«Марк Аркадьевич, какими судьбами! — воскликнул я. — Вы ведь атеист?»
«Я, эт-самое, агностик, — пояснил мне Кошт. — Агностиков из вашей Церкви не гонят взашей поганой метлой, нет? А ещё я русский человек всё-таки…»
Алёша тоже вышел на крыльцо и радушно приветствовал собравшихся. Лиза же едва не в ладоши захлопала, увидев его в подряснике, и потребовала от всех немедленно признать, что облачение ему идёт, правда?
Что ж, мы поднялись наверх, в «домóвую часовню», и в два голоса отпели-отчитали час первый, третий, шестой и девятый. «Часы», сравнительно с литургией, считаются службой несамостоятельной, едва ли не «детской». И очень хорошо: не изучают же в детском саду высшую математику. Вот вам дерзновенная, почти еретическая мысль: не надо бы церковную жизнь новоначальным верующим, особенно юным, начинать прямо с литургии… Никому свою мысль не навязываю! Даже осознаю как православный её ложность, даже почти раскаиваюсь в ней… Но что поделать, когда она не выходит из головы!
А после молодой батюшка — представьте себе только! — сказал небольшую проповедь. Разумеется, проповедь есть часть литургии, и никогда раньше не слышал, чтобы её произносили во время «часов», но ничего плохого или антихристианского я в этом как бывший клирик не обнаружил: никто ведь не возбраняет пастырское слово в часовне. Если же говорить о других молящихся, то они, редкие гости храма, едва ли даже осознали необычность происходящего: для них она прозвучала как самое естественное дело.
— У вас нет, случаем, текста этой проповеди? — спросил автор. Андрей Михайлович развёл руками:
— Увы! Мы тщательно записывали и сохраняли всё, что имело отношение к будущему сборнику, но ведь эта служба напрямую к нему не относилась… Потом, я и диктофон отдал Ивану! А Ивана на службе не было, да и чудо бы случилось, если бы он появился. Но где-то в середине тихо вошла Настя. Вошла — и не встала, а проследовала к нашей скамеечке для «пожилых, недугующих и уставших» у задней стены, словно показывая, что она здесь — не вместе со всеми, а наособицу. Что ж, святое право…

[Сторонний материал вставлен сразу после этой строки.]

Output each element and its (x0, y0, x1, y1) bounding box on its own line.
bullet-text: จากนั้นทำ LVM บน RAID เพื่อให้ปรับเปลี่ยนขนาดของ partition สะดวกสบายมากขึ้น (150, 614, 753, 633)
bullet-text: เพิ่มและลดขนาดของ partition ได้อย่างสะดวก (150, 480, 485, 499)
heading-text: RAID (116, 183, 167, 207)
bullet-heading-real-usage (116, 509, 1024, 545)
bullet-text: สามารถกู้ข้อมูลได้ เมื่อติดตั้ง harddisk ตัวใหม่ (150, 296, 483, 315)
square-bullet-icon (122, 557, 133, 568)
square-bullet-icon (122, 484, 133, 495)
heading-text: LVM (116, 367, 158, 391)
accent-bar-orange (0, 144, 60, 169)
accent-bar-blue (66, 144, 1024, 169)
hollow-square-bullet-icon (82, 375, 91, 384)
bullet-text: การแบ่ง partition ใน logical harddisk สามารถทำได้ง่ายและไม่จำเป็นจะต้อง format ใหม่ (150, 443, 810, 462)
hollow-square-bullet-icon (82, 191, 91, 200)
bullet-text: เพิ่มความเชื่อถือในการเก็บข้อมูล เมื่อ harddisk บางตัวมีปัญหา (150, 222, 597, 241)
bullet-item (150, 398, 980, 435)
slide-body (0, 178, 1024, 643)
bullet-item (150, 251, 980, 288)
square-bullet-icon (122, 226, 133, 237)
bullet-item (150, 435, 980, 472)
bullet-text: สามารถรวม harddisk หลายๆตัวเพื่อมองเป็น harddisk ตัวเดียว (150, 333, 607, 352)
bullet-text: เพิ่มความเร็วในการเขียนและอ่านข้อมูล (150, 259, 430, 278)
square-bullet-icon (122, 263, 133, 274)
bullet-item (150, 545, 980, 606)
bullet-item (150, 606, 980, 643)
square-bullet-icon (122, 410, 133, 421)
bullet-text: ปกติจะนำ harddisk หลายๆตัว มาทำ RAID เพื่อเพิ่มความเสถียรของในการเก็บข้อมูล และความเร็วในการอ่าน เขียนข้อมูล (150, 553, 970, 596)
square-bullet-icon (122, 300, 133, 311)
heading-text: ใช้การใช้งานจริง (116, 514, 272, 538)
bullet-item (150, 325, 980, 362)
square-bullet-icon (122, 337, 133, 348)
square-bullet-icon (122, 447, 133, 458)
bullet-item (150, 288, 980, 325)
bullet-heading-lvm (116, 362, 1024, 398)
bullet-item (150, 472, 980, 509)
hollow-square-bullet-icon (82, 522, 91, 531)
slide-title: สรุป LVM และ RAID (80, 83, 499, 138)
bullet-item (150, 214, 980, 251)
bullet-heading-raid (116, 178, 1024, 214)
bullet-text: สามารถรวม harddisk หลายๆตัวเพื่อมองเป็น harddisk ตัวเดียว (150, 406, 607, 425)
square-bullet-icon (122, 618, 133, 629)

После я спрашивал Алёшу, не сохранил ли он текста проповеди. Увы! Он её не писал, а всю составил в уме.
— А не помните ли вы, о чём она была, хоть приблизительно?
— Конечно, помню! — охотно подтвердил историк. — Об обнажённости человеческого страдания.
Счастье, говорил нам юный батюшка, часто делает человека фальшивым, в любом случае непроницаемым для чужих взглядов, да и самого человека подслеповатым. А вот страдание, напротив, совлекает с нас все маски, снимает с духа все одежды. Редко-редко кто в страдании останется настолько невозмутим, настолько стоек, чтобы и вовсе никак не выдать своей внутренней боли. Подобная стойкость — едва ли не первый шаг к святости. Большинство же обнажается, показывая не просто себя, а себя-хуже-чем-он-есть, исподнего себя. Такое обнажение граничит с неприличием. Но пусть мы удержимся от того, чтобы кого-то когда-либо хоть словом упрекнуть в этом неприличии. Будем очень осторожны в обращении со всяким человеком, будем деликатны, будем даже нежны, когда это требуется. Закроем глаза на чужую наготу, а если можем, прикроем её, так же, как Иафет и Сим прикрыли наготу отца. Тогда кто-то другой окажется достаточно милосерд, чтобы однажды прикрыть и нашу обнажённость. Каждый из нас в общем, вселенском смысле одинок, нищ, беден и наг со времени Адама, с самого грехопадения человека. Наша забота друг о друге — то малое, что делает выносимым наше существование на Земле.
— Какая непростая и неожиданно глубокая проповедь для — сколько было вашему студенту, двадцать один? — для столь молодого человека! — поразился автор этой книги. — И при этом даже будто не вполне христианская, вопреки отсылкам к Ветхому Завету. Я не говорю «не христианская», — поспешил я объяснить свою мысль. — Именно «не вполне». Думаю, она рождает — рождала бы у махрового ортодокса — чувство, похожее на то, что появляется при чтении «Столпа и утверждения истины», места, где Павел Флоренский уподобляет христианский вечный покой буддийской Нирване. Знаю, я плохо говорю… но вы понимаете, о чём я?